FAA Administrator Michael Huerta took to the stage in Las Vegas to discuss new technologies designed to spot unauthorized unmanned aerial vehicles (UAVs) operating near important areas, with an emphasis on airports.

According to Huerta, the organization has already tested some of its systems in busy airports in New York and Denver and smaller locales like Atlantic City. Later this year, the FAA plans to extend it tests at the Dallas-Fort Worth International Airport.

Data and observations gathered during the testing period will be utilized to draft recommendations for policies and guidelines that will eventually help to inform airports across the nation who may consider installing drone defense systems.

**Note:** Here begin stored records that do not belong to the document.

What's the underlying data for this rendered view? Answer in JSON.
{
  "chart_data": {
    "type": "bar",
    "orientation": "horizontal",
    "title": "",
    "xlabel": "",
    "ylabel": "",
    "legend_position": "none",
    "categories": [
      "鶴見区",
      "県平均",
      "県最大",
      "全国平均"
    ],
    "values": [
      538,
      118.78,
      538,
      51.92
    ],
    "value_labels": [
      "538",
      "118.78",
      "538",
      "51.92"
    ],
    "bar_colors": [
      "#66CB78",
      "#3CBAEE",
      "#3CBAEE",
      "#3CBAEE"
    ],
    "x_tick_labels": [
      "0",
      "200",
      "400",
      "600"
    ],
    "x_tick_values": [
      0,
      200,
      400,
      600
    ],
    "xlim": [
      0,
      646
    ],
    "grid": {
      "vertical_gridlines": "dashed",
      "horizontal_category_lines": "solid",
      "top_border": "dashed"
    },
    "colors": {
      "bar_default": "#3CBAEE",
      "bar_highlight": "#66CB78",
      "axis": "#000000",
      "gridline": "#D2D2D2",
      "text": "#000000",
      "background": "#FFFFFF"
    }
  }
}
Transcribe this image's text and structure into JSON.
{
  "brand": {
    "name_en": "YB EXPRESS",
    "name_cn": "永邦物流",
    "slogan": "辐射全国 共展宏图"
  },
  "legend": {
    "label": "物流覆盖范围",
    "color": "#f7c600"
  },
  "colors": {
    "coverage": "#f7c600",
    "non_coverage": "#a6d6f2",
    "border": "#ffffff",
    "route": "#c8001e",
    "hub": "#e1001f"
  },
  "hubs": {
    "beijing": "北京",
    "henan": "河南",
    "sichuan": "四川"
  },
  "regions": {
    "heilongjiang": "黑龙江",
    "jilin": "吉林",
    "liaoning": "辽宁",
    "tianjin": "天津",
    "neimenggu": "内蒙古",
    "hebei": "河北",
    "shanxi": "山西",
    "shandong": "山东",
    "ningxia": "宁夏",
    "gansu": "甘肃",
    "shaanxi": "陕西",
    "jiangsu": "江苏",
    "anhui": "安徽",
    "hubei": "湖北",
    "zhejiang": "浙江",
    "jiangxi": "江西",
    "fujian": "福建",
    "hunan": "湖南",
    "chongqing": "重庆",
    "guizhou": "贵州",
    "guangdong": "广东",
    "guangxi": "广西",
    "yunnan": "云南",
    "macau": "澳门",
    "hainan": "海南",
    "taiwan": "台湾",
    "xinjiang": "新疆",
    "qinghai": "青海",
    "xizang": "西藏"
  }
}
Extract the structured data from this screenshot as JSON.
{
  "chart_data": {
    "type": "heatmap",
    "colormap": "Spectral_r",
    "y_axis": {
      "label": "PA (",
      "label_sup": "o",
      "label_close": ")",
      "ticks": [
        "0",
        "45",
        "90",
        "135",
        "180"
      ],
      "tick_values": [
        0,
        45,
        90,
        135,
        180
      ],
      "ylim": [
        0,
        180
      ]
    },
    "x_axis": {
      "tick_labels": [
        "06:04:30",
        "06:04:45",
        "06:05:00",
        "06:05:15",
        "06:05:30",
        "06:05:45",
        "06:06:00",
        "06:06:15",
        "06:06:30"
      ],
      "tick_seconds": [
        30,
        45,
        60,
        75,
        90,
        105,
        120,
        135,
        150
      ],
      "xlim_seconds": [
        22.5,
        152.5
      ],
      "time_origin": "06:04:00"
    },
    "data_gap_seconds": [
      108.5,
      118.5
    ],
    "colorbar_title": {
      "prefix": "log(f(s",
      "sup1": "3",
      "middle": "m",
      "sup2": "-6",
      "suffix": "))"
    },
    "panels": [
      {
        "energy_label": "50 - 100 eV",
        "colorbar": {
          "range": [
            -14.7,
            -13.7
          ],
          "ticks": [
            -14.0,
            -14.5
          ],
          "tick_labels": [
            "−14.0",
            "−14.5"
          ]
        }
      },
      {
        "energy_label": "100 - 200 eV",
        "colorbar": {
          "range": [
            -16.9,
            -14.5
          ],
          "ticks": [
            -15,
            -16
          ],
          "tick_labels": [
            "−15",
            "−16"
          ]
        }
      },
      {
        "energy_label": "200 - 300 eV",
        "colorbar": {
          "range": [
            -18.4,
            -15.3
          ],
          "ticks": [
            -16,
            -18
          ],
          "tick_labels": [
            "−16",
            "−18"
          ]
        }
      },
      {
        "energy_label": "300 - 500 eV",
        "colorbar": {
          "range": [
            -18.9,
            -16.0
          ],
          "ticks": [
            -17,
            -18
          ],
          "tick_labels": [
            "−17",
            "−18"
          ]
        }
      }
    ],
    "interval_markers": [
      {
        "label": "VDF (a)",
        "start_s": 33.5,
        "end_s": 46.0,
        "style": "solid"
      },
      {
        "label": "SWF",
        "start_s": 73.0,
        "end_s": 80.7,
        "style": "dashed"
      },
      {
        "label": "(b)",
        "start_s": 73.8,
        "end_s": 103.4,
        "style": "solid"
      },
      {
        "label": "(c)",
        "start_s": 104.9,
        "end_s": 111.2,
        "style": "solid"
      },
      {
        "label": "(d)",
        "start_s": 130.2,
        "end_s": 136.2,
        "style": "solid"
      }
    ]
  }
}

The emphasis on airports is of particular interest to the FAA as pilots have reported a rapid increase in drone sightings. A report issued by the administration in March 2016 noted sightings had "increased dramatically since 2014." Those numbers have continued to rise, Heurta revealed at CES, with about 1,800 reported sightings in 2016 compared to 1,200 in 2015.

That number will likely continue to rise as drones continue to become a more permanent feature in the skies.

In August of 2016, the FAA set into effect its new rules regulating UAVs that requires drones weighing over 0.55 pounds to be registered with the organization. The rules also opened up the possibility for commercial drone usage.

Since the regulations were implemented, more than 30,000 people have applied to become certified drone pilots. Over half of those registered took the required exam, with 90 percent of them passing, according to Huerta.

In total, the FAA has registered more than 670,000 drone operators—including an influx of 37,000 new registrants in the final two weeks of December. A forecast published by the FAA projected a total of 7 million drones sold in the U.S. by 2020.

For the FAA, the biggest challenge is figuring out how to integrate those flying vehicles into the skies. The regulatory body plans to create regulations for allowing drone operations to take place over the head of uninvolved people.

The FAA Drone Advisory Council has been considering the policy for some time, but has yet to finalize any rules regarding overhead usage.

Joel Roberson, a partner at Holland and Knight and part of the law firm's public policy and regulation practice group, told IBTimes that he expects the FAA might create categories of use for drones that would allow for limited operating use.

"While the FAA would like to make the drone flights over people rule as flexible as possible, the current state of safety science will only support minimal operations over people," Roberson said.

According to Roberson, the initial policy that will eventually be implemented by the FAA will likely be limited but will allow the organization and other industry players to better research safety cases and make final rules more flexible.

The FAA is also exploring possible uses that would allow drones to fly beyond the visual line of sight of the operator. Allowing such usage would be a necessity for commercial drone delivery systems like those that Amazon has proposed. The ecommerce company is already testing such deliveries in the United Kingdom.